7. The successful publisher understands the techniques of printing. Just as a general must understand, not only battle and tactics, but also the sciences of weaponry, armor, and other matériel of war, so the publisher must understand computers, layout, and printing.

The Master said: Learn to use your tools, for they can be your closest friend, or your most bitter enemy. How many lives are ruined through ignorance?4 With correct knowledge, our work is brought into harmony with nature, and nature cannot then surprise us.

8. The scholar takes the time needed to complete his work. Before he writes a single character, he prepares his brushes and ink. How like a mother caring for her infant! With endless patience and the true love of knowledge, every stroke will be correct.

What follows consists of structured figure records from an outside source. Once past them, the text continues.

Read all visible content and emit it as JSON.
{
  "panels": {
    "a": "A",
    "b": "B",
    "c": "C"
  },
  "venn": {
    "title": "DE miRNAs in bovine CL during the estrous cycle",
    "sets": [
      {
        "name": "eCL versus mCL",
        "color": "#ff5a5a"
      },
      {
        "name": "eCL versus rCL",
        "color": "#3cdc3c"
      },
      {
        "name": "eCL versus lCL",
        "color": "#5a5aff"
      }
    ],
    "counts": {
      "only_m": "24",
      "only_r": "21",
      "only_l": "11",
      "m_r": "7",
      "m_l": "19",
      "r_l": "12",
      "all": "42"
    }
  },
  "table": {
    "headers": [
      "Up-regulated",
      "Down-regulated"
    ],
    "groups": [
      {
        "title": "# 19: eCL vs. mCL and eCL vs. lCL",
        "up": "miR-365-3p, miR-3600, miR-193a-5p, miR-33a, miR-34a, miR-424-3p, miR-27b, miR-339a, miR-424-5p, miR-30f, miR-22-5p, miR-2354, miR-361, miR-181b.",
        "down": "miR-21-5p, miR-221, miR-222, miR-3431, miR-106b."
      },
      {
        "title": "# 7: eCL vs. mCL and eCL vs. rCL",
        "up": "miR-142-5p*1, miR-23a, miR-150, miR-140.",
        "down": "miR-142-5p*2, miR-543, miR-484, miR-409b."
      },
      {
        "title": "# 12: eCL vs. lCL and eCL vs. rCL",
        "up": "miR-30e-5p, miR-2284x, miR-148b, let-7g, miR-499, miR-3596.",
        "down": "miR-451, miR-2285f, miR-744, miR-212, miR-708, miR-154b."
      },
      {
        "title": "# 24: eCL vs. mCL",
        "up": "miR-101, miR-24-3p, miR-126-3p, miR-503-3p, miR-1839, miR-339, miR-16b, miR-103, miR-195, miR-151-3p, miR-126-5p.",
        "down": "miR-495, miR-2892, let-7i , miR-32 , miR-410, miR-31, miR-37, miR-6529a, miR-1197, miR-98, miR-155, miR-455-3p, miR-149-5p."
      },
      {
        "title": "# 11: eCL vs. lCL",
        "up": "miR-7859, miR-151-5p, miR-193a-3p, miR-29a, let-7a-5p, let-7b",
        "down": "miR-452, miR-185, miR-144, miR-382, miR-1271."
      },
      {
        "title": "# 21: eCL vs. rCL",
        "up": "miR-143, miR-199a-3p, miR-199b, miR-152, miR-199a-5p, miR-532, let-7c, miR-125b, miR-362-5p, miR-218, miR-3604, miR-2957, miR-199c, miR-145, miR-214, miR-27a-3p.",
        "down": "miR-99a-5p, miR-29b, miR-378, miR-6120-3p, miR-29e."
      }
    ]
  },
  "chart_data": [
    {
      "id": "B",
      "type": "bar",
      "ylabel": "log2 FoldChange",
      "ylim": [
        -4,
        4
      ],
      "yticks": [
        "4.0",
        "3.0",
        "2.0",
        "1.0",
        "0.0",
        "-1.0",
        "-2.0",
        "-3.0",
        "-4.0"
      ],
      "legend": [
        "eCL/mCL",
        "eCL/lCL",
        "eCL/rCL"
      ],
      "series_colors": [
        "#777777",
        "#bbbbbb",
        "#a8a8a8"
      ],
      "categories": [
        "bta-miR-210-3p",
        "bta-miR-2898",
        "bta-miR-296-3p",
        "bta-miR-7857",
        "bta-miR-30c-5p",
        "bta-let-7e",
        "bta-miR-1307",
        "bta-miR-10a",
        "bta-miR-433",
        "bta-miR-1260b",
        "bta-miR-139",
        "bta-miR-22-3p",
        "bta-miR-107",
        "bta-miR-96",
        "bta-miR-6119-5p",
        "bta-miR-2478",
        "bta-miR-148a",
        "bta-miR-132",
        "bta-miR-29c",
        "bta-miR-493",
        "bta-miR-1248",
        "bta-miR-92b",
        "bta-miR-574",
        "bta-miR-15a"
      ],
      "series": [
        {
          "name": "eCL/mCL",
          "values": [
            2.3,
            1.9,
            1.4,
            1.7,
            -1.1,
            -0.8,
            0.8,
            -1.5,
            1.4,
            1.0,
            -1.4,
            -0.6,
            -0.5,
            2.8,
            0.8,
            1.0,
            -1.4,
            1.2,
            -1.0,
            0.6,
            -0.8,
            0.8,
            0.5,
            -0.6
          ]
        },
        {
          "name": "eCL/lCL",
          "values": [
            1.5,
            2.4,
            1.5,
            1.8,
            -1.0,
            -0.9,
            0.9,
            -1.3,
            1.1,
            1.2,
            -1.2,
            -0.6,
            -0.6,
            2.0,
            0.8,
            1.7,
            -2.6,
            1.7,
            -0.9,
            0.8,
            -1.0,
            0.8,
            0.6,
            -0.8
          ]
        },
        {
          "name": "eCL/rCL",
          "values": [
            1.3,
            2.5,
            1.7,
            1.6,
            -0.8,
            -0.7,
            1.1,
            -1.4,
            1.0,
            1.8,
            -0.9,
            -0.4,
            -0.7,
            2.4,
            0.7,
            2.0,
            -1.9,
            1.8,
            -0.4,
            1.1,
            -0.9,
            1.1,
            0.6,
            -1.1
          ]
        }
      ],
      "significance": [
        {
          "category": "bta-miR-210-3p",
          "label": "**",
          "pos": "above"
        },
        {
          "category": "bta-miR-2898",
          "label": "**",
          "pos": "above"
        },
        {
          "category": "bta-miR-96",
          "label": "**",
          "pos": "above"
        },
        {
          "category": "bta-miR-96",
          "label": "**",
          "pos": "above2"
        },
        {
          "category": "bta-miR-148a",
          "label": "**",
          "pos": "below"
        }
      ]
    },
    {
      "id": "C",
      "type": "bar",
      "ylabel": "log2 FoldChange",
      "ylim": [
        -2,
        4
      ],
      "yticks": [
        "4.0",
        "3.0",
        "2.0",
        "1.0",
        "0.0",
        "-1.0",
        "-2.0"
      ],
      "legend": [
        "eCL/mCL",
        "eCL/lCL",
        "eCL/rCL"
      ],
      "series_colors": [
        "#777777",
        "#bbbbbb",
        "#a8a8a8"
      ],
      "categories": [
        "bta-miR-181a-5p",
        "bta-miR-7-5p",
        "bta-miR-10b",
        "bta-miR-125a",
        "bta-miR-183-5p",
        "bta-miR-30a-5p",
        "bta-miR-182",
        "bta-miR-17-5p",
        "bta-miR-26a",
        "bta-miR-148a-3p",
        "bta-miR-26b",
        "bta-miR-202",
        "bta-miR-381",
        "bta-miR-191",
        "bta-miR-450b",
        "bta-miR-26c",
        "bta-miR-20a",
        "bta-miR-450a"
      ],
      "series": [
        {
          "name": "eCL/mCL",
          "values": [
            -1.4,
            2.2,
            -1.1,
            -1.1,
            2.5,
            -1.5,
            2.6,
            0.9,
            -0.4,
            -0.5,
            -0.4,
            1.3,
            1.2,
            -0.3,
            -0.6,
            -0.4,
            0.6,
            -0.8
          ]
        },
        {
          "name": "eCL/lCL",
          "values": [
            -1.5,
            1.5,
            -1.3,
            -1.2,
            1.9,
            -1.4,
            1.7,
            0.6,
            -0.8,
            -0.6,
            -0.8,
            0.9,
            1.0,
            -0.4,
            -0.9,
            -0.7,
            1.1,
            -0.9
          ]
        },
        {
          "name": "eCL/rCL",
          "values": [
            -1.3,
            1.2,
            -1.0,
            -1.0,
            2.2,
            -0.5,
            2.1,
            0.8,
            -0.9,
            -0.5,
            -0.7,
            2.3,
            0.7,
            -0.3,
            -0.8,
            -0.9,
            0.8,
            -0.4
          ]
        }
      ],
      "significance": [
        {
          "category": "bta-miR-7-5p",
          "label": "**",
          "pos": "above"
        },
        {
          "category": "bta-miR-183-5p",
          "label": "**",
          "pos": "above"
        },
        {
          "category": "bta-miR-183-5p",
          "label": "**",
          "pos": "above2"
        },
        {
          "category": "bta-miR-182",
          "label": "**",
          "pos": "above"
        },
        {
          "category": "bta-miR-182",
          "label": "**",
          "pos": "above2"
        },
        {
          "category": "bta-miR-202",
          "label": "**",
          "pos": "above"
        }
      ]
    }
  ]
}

The Master said: Never rush something for GenCon. Mei Hao hurried to finish a game before GenCon. When the game was published, it was missing all of its sequencing chits. Mei Hao discovered this, and cried out: I should not have tried to publish [in time for] GenCon! Then he saw that the attack value on every Mongol cavalry unit was wrong. Immediately he drew his sword and stabbed himself through the heart.

9. Therefore, also take proper care to research the subject.

Of course the historical simulation needs research, but other subjects are no less deserving. Then, like a landscape painted by a master, the result will be true to life, and all who observe it will be amazed. Genre fiction requires similar restraints.[?]5

10. Never hesitate to throw away parts of the design that do not work. Though you toiled day and night, unless it works it is worthless. The righteous designer thinks not of himself but always of the players.

Duke Yin designed a game of man-to-man combat. He used pre-plotted manœvres. It was cumbersome, and he abandoned it. He created an action point system. It was inelegant, and he abandoned it. Next he used initiative chits, but they were confusing, and he abandoned them. Finally he tried 'move-fire' with opportunity actions. The result was elegant and playable. Duke Tsu, who playtested each design in turn, remarked: You have designed four different games! Duke Yin replied: No, I have designed only one, the correct one. Thus Duke Yin's wisdom became renowned across the land.


  1. This story is recounted in the Analects, book iv.
  2. Lit. 'after one hundred tests'.
  3. I Ching, The Chase
  4. Not, as Bianco translates, so often do men live their lives in ignorance.
  5. Wang Lo has argued that the text here is corrupt. ['Notes on the Collation of General Tso's "Ten Points"', Peking University Journal of the Humanities, no. ii, 1955] The point of the passage may be that for games based on a fictional genre, the conventions of the genre serve the same rôle as historical facts in a traditional wargame. Thus, the need to 'research'.